D. Ximene. D’uopo non v’è che alcuno accostisi al mio fianco;
Se il monarca lo vuole, al mio dover non manco.
(getta la spada
Ma colui che ha carpito segretamente il foglio,
Renderà conto un giorno del temerario orgoglio.
D. Alonso. Sì, sfogatevi pure, non son tanto inumano
Di vendicar gl’insulti con chi si sfoga invano.
Olà! quei miserabili traggansi dal supplizio.
Godano fra catene di vita il benefizio.
Libero don Ximene, senza dell’armi usate.
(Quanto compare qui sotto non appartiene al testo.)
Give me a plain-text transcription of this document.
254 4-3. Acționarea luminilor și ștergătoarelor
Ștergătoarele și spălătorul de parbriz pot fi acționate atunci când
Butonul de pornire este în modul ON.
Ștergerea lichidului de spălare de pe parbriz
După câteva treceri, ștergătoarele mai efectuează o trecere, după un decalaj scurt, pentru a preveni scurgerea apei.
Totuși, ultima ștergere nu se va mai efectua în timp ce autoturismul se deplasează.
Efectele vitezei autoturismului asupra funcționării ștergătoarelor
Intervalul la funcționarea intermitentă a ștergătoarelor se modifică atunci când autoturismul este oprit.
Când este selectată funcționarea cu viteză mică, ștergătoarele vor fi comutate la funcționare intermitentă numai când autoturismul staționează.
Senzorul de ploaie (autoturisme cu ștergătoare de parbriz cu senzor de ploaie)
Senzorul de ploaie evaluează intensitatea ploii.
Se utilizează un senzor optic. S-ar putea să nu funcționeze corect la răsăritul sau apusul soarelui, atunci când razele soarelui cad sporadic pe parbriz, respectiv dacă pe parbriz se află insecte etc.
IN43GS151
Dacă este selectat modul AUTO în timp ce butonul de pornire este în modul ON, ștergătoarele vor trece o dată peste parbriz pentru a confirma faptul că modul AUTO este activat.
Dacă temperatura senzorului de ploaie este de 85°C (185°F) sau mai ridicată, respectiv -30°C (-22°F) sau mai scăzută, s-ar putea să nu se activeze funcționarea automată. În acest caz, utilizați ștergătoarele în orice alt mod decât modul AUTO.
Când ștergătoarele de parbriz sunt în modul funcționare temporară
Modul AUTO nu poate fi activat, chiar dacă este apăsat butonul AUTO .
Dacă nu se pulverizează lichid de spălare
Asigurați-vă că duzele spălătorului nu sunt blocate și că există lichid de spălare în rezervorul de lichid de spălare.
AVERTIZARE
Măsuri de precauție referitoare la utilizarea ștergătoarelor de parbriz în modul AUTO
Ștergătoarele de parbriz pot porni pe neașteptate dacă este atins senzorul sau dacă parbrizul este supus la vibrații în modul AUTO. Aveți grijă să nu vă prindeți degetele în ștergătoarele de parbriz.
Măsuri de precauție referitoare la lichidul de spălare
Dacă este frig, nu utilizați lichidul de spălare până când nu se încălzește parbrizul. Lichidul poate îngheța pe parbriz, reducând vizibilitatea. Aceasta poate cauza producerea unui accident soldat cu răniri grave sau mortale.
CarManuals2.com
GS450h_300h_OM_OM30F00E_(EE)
Errar fra queste selve a suo piacer lasciate.
E voi che or vi vedete dalla vergogna oppresso,
Impiegate gli accenti a condannar voi stesso.
(A don Ximene, e parte seguito da una parte dei Soldati. Altri Soldati sciolgono le mani dei condannati e li accompagnano
SCENA IH.
Don Ximene, Camur, Zadir, Papadir e Soldati.
Ei preveduto ha il colpo, e mi attendeva al segno.
Papadir. Signor, non ve lo dissi! un Nume evvi per tutti,
E della sua giustizia in voi ravviso i frutti. parte
D. Ximene. (Non so che dir; mi pungono i miei rimorsi in petto).
da sè
Zadir. Mirami; ancora io vivo, e vendicarmi aspetto.
(Questo ferro, a un carnefice caduto or or di mano,
Delle catene ad onta non ho raccolto invano).
(da sè, e parte
Camur. Tanti tormenti a un vecchio sul fin degli anni suoi?